A job description is a list of requirements created by the prospective employer. This is what skillset they would like the ideal applicants to have.
Top Tip: Take the job description and highlight each of the requirements. When updating your CV for this new role make sure include the words highlighted in your CV. This will get you noticed above everybody else as you are ticking the boxes as the employer reads your CV.
When you submit your CV most employers will use a database. Think about how Google works then a database is similar. A Recruiter or Hiring Manager runs a search against the database for a set of keywords. If you have these keywords in your CV then it will show up.
You get one chance to make a first impression, your CV should be well-presented, and proof-read it for grammatical errors and spelling mistakes. Employers are always impressed by candidate’s attention to detail, but more so, employers are put off by untidy layout and spelling errors.
Top Tip: Ask a trusted friend to read it, a second set of eyes can clearly see errors you might have missed.
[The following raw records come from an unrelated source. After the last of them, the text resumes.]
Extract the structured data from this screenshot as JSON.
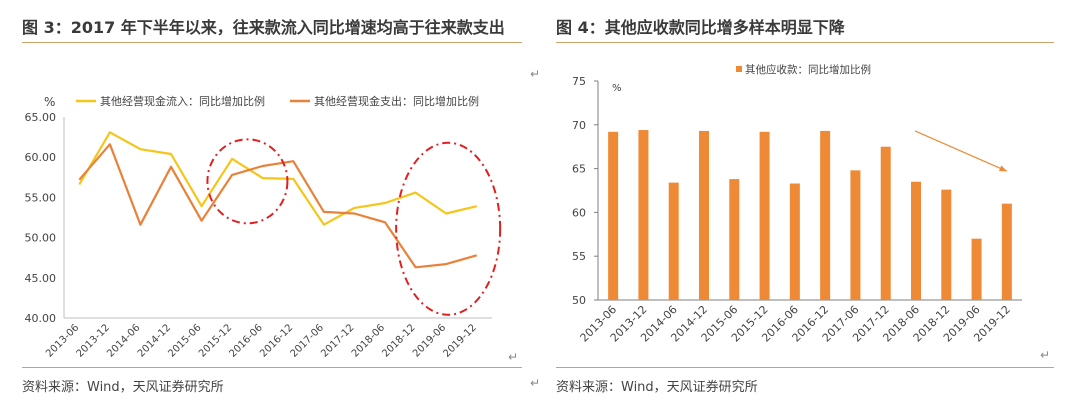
{
  "left_panel": {
    "title": "图 3：2017 年下半年以来，往来款流入同比增速均高于往来款支出",
    "source": "资料来源：Wind，天风证券研究所"
  },
  "right_panel": {
    "title": "图 4：其他应收款同比增多样本明显下降",
    "source": "资料来源：Wind，天风证券研究所"
  },
  "return_glyph": "↵",
  "chart_data": [
    {
      "type": "line",
      "ylabel": "%",
      "ylim": [
        40,
        65
      ],
      "y_ticks": [
        "65.00",
        "60.00",
        "55.00",
        "50.00",
        "45.00",
        "40.00"
      ],
      "categories": [
        "2013-06",
        "2013-12",
        "2014-06",
        "2014-12",
        "2015-06",
        "2015-12",
        "2016-06",
        "2016-12",
        "2017-06",
        "2017-12",
        "2018-06",
        "2018-12",
        "2019-06",
        "2019-12"
      ],
      "series": [
        {
          "name": "其他经营现金流入：同比增加比例",
          "color": "#f5c518",
          "values": [
            56.6,
            63.1,
            61.0,
            60.4,
            53.9,
            59.8,
            57.4,
            57.3,
            51.6,
            53.7,
            54.3,
            55.6,
            53.0,
            53.9
          ]
        },
        {
          "name": "其他经营现金支出：同比增加比例",
          "color": "#e8823a",
          "values": [
            57.2,
            61.6,
            51.6,
            58.8,
            52.1,
            57.8,
            58.9,
            59.5,
            53.2,
            53.0,
            51.9,
            46.3,
            46.7,
            47.8
          ]
        }
      ],
      "legend": "top",
      "annotations": [
        "dash-dot red ellipse around 2015-12 to 2016-06",
        "dash-dot red ellipse around 2018-12 to 2019-12"
      ]
    },
    {
      "type": "bar",
      "ylabel": "%",
      "ylim": [
        50,
        75
      ],
      "y_ticks": [
        "75",
        "70",
        "65",
        "60",
        "55",
        "50"
      ],
      "categories": [
        "2013-06",
        "2013-12",
        "2014-06",
        "2014-12",
        "2015-06",
        "2015-12",
        "2016-06",
        "2016-12",
        "2017-06",
        "2017-12",
        "2018-06",
        "2018-12",
        "2019-06",
        "2019-12"
      ],
      "series": [
        {
          "name": "其他应收款：同比增加比例",
          "color": "#ee8a35",
          "values": [
            69.2,
            69.4,
            63.4,
            69.3,
            63.8,
            69.2,
            63.3,
            69.3,
            64.8,
            67.5,
            63.5,
            62.6,
            57.0,
            61.0
          ]
        }
      ],
      "legend": "top",
      "annotations": [
        "downward trend arrow from 2018-06 to 2019-12"
      ]
    }
  ]
}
4. HIGHLIGHT STRENGTHS, COMPETENCIES.
All Employers want to find the best candidate. Make sure you emphasise your core strengths and competencies and that what you focus on matches the core skills outlined in job description. Provide detail on some of the tasks you completed and the benefits to the company. If you have a project you are especially proud of, and it is relevant then provide details and outcomes. Make sure it’s relevant to the position you are applying for.
5. SHOW YOUR PERSONALITY.
A lot of CVs are copies of copies or modified versions of old CVs. Create a new CV when applying for a new role. Focus on your personality traits that are sought after in the role you are applying for.
For example, in social work, a recruiter will like to see positive statements like ‘caring’, ‘incorporate humour into my daily activities’ and ‘empathetic’.
Use the hobbies and interests section to show that you are ‘a team player’, ‘active in your community’, ‘care about others’– be it people, animal or environmental welfare interests.
Personality coming through in your CV will make you stand out from the crowd and get noticed. You just need to make sure it’s for the right reasons. Strong words like hate, despise, even fight – can put a reader off.
YOUR SALES PITCH
A good CV is not a complete autobiography, but simply enough information to let the person recruiting see how well you match their requirements. If you think about your CV in a marketing context, the CV is a sales pitch and you are the product, therefore you need to show how your skills match their needs. The aim of your CV is to spark interest, which in turn ensures that the employer calls you in for an interview. To do this, your CV must set you apart from your competitors.